- Genre: Talk show
- Created by: Funny or Die
- Directed by: Amy Landecker; Riki Lindhome;
- Presented by: Tig Notaro
- Country of origin: United States
- Original language: English
- No. of seasons: 2
- No. of episodes: 12

Production
- Production companies: Something Fierce; Funny or Die;

Original release
- Network: Funny or Die
- Release: June 4 – December 17, 2019

= Under a Rock with Tig Notaro =

American talk show

Under a Rock with Tig Notaro is an American talk show produced by Funny or Die. Host Tig Notaro attempts to guess the identity of a celebrity guest on each episode. The show is sponsored by Amazon Alexa, and Alexa provides assistance as Notaro guesses. The first season consisted of six episodes and premiered online on June 4, 2019. The second season was released on November 5, 2019.

== Synopsis ==
Comedian Tig Notaro struggles to guess the identity of a celebrity guest, made difficult by the little pop culture she consumes and her inability to recognize celebrity faces. The guest offers her clues and Amazon Alexa assists Notaro.

== Production ==
=== Development ===
Notaro developed the idea for the show due to her penchant for failing to recognize very famous people such as Anne Hathaway and Al Pacino.

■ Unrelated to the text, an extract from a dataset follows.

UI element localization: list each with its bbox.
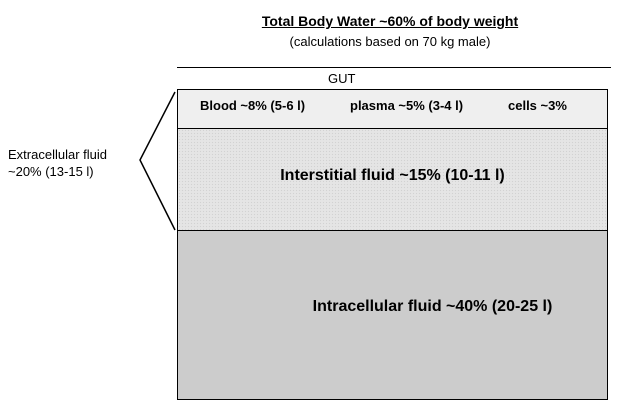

The show is produced by Funny or Die and Something Fierce, the production company owned by Notaro and her wife Stephanie Allynne. The series is shot in front of a studio audience. The producers invite celebrity guests with whom Notaro is unfamiliar.

Series one was directed by Amy Landecker and season two was directed by Riki Lindhome. Thomas Ouellette is the head writer. Amazon Alexa sponsors the series.

=== Release ===
Under a Rock premiered on June 4, 2019, on FunnyorDie.com. Episodes in the first season were released every Tuesday for six weeks. Season two debuted on November 5, 2019, and ran for six more episodes.

== Episodes ==

| Season | Episodes |  | Originally released |  |
| First released | Last released |
| 1 | 6 |  | June 4, 2019 | July 9, 2019 |
| 2 | 6 |  | November 5, 2019 | December 17, 2019 |

===Season 1===

| No. in season | Title | Directed by | Original release date |
|---|---|---|---|
| 1 | "James Van Der Beek" | Amy Landecker | June 4, 2019 |
| 2 | "Julie Bowen" | Amy Landecker | June 11, 2019 |
| 3 | "Wyclef Jean" | Amy Landecker | June 18, 2019 |
| 4 | "Melissa Joan Hart" | Amy Landecker | June 25, 2019 |
| 5 | "Wolfgang Puck" | Amy Landecker | July 2, 2019 |
| 6 | "Glenn Howerton" | Amy Landecker | July 9, 2019 |

===Season 2===

| No. in season | Title | Directed by | Original release date |
|---|---|---|---|
| 1 | "Lena Headey" | Riki Lindhome | November 5, 2019 |
| 2 | "Kaley Cuoco" | Riki Lindhome | November 12, 2019 |
| 3 | "Rich Eisen" | Riki Lindhome | November 19, 2019 |
| 4 | "Tony Shalhoub" | Riki Lindhome | December 3, 2019 |
| 5 | "Debby Ryan" | Riki Lindhome | December 10, 2019 |
| 6 | "Richard Jefferson" | Riki Lindhome | December 17, 2019 |

== Reception ==

=== Critical response ===
Under a Rock received mostly positive critical reception. In a review for Paste, John-Michael Bond wrote, "Her sweet-natured lack of knowledge creates a space of equal power, free of the star-struck ass kissing of James Corden or Jimmy Fallon’s nonstop nostalgia parade. Most importantly, it’s not cruel or based on anything negative." Writing for Slashfilm, Ethan Anderton stated, "The weird part of this program is that Amazon and their Alexa assistant are clearly sponsoring the show, because they help out with musical cues, hints, information, and more. It’s a little forced, but Tig Notaro’s dry charm makes it all coalesce together into something awkwardly hilarious."

===Accolades===
The series was nominated for a 2020 Producers Guild of America Award in the Outstanding Short-Form Program category. The series won the Branded Content: Series award at the 10th Streamy Awards.